Vampire Weekend
Vampire Weekend
Se sporgete un po' la testa fuori dalla finestra e guardate su, verso il tetto della mansarda, potreste scorgere in lontanza quattro bizzarri musicisti newyorkesi intenti a dire la loro sull'ultima craze d'oltreoceano: un inaspettato quanto salutare ritorno in voga dell'afro pop.
E così, se c'è chi senza eccessivi clamori ha negli anni passati rispolverato aromi e sapori slavi (Beirut, Man Man, Nervous Cabaret, DeVotchka), dalla Grande Mela, bruciate in fretta le cartucce del revival new wave, sprofondati nel ridicolo i vezzi musicali ed estetici del presunto new rock, è partita, a ranghi sparsi e con casualità solo apparente (?), un avanguardia di artisti intenzionati a battere nuovi percorsi e nuove piste musicali.
Magari li avete sentiti nominare di sfuggita nelle cronache musicali: Yeasayer, Dirty Projectors, Mahjonng (per la verità originari di Chicago). Il filo che li lega è sottile, le proposte musicali quantomai variegate, la fascinazione per la musica “africana” (perdonate la generalizzazione) solo uno dei tanti riflessi che brillano nelle miscele musicali proposte.
Spiazzanti e irresistibilmente pop, i Vampire Weekend hanno gettato nel panico schiere di critici , lanciati in un gioco al rilancio di nomi storici della “world”, Talking Heads, il Paul Simon di Graceland e Peter Gabriel, su tutti. Parallalmente è partito il solito telefono senza fili (si fa per dire) della rete. E l'eccitazione ed i tam tam che si sono innescati attorno al gruppo, si rivelano fondati, fin dalle prime note del disco.

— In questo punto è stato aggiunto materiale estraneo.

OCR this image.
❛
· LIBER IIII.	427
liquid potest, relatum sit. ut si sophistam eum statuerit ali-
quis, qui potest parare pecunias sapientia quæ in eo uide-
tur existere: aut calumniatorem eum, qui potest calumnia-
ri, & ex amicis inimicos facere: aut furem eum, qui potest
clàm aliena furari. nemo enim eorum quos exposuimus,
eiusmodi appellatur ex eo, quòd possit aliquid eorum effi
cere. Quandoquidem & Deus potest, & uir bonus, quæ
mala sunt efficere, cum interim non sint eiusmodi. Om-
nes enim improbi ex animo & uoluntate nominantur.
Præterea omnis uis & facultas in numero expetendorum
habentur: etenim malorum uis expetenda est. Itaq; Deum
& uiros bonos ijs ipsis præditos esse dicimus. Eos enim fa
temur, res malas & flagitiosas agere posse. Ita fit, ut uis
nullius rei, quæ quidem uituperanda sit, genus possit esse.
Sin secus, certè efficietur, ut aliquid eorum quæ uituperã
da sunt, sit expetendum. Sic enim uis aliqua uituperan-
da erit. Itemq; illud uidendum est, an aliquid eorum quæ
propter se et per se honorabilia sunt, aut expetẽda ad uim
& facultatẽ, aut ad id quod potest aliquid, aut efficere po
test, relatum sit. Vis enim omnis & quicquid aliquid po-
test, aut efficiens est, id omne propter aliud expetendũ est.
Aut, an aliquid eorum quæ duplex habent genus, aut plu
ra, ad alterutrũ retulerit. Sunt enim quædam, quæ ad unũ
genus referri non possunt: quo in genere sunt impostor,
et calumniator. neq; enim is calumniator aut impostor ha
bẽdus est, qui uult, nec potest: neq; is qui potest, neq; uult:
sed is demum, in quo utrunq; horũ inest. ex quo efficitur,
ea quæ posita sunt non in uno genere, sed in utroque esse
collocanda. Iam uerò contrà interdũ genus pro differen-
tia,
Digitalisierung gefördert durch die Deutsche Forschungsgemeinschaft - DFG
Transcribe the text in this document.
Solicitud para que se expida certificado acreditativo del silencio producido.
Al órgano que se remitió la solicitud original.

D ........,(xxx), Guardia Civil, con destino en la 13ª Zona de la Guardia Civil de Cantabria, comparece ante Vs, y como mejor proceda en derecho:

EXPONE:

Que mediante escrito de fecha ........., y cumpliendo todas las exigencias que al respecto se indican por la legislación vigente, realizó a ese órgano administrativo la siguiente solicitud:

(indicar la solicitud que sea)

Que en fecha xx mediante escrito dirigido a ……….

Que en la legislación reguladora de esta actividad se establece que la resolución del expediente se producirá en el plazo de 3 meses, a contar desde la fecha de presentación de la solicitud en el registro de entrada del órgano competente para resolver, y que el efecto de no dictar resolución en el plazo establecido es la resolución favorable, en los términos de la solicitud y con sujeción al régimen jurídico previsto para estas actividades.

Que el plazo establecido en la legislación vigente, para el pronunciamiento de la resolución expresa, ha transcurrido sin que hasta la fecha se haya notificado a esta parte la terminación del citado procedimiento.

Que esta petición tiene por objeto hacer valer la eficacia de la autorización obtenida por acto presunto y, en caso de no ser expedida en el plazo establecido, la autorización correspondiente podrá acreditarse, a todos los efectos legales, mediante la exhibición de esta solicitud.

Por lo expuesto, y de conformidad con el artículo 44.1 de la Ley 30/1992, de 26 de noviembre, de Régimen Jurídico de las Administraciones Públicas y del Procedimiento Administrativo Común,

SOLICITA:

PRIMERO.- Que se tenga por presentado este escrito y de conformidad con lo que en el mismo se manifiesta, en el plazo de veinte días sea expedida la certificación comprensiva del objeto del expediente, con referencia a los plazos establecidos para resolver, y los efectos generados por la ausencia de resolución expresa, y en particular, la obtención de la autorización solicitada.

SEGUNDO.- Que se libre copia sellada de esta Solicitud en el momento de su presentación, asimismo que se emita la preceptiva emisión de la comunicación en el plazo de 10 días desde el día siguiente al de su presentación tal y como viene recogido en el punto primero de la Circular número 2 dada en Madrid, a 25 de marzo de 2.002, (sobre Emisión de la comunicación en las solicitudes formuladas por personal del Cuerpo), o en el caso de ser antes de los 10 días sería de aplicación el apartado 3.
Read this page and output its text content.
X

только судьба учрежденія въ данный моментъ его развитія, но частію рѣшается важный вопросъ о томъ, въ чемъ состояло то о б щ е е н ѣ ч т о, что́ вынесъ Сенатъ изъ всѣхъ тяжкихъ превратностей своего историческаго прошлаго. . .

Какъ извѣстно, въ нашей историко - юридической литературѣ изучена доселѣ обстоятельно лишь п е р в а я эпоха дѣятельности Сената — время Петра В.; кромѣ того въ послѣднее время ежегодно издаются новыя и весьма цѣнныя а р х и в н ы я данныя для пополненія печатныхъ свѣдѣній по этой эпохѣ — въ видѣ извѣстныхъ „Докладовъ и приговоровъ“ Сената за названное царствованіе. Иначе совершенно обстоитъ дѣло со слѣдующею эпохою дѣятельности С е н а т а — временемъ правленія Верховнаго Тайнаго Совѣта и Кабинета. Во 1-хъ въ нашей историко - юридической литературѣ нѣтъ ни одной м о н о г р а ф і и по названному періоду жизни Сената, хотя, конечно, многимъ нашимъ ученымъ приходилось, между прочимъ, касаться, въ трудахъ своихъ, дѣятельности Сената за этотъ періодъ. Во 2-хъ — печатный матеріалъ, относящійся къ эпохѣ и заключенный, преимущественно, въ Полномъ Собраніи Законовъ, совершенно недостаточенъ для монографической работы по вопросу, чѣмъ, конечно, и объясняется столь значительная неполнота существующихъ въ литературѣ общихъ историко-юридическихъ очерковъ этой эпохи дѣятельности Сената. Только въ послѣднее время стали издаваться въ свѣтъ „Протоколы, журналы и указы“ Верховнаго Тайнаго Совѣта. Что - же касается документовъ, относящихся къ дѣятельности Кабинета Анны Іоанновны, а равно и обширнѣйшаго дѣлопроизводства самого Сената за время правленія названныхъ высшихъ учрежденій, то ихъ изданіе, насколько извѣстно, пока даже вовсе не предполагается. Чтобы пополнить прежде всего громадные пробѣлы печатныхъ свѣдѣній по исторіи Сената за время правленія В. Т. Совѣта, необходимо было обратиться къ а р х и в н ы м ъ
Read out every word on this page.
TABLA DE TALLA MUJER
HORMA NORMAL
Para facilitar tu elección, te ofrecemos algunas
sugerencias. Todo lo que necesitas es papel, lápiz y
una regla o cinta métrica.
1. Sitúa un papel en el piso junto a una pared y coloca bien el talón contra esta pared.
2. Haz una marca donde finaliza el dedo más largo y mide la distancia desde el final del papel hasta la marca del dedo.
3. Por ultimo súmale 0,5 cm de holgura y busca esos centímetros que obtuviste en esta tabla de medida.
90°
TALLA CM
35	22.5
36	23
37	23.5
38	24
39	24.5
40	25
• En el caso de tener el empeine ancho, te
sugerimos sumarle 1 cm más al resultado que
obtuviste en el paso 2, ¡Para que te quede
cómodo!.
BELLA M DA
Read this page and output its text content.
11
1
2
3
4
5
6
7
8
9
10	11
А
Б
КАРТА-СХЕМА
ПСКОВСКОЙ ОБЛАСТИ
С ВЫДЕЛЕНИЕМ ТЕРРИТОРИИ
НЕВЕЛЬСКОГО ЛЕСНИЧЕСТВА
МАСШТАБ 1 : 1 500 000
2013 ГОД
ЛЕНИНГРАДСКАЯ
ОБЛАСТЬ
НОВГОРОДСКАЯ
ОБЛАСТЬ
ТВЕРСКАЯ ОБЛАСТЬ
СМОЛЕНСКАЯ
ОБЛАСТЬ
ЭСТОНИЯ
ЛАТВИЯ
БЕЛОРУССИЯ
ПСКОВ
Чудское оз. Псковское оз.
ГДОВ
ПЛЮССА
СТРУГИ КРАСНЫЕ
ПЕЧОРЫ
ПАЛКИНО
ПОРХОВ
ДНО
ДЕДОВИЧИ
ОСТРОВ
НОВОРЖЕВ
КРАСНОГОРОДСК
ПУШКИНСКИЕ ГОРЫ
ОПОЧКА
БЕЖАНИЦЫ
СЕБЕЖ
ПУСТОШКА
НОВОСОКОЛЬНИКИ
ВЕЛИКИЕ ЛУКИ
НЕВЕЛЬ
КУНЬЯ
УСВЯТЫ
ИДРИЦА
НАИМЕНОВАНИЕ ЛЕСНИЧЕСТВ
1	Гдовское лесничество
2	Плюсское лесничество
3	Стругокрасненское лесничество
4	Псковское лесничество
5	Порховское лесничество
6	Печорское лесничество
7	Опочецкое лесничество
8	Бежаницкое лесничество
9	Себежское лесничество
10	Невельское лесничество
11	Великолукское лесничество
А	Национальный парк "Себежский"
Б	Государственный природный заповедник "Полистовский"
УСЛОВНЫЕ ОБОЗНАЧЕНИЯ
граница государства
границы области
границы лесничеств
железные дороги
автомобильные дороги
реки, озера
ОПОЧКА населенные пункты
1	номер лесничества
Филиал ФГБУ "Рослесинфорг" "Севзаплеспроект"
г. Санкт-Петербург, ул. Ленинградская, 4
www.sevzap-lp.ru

Mansard Roof potrebbe passare per una gemma nascosta dei Beatles era-merseybeat o di qualche starletta o qualche girls group dei primissimi '60s, non ci fossero quelle ritmiche sincopate e chitarrine sbucate da qualche angolo del Mali in primo piano a sgamare il giochino postmoderno.
Elementi che emergono ancor più nitidamente nell'indie pop manuale di Oxford Grammar e che avviluppano in una miscela unica e imprevedibile una A-Punk che pare partorita da una strana fusione di Clash e Police, in cui l'isoletta Giamaicana si trasferisce come per magia sulle sponde del Niger.
E' un abbraccio speciale e spontaneo, quello che cinge l'afro pop di Cape Cod Kwassa Kwassa, meno turistico e più genuino di quello che ricordavamo da Graceland o dalle incursioni nel Mali del signor Albarn: come se per un secondo, afro e indie pop divenissero la stessa cosa.
Basterebbe questo a fare di Wampire Weekend uno dei dischi indie pop dell'anno ? Probabilmente no. E infatti sta altrove la vera forza di questo esordio: nella capacità di inanellare pezzi pop perfetti, che entrano in testa al primo giro senza stufare con gli ascolti successivi, sapienza innata nel mantenere per tutto il disco un'irresistibile ed intelligentissima vena twee, a baciare un pezzo come Campus (roba da Sondre Lerche dei tempi d'oro) e ad alleggerire una One che rilegge, ancora una volta, i Police in un'inedita chiave afro pop.
Strane spore Barrettiane paiono serpeggiare tra le pieghe di Bryn, Walcott è un tripudio power pop barocco che farebbe nascondere dall'invidia Josh Rouse e Ben Kweller, The Kids Don't Stand a Chance è un altro trionfo di inglesità.
Era dai tempi degli Unicorns prima, degli Islands poi, che non si sentiva un esordio così fresco e immediato, e una simile ricchezza d'idee: la capacità di rimescolare le carte in tavola senza cedere per un momento a derive o tentazioni avant pop.
New York è ripartita: sarà bene prenderne atto al più presto e cominciare a preparare le valigie.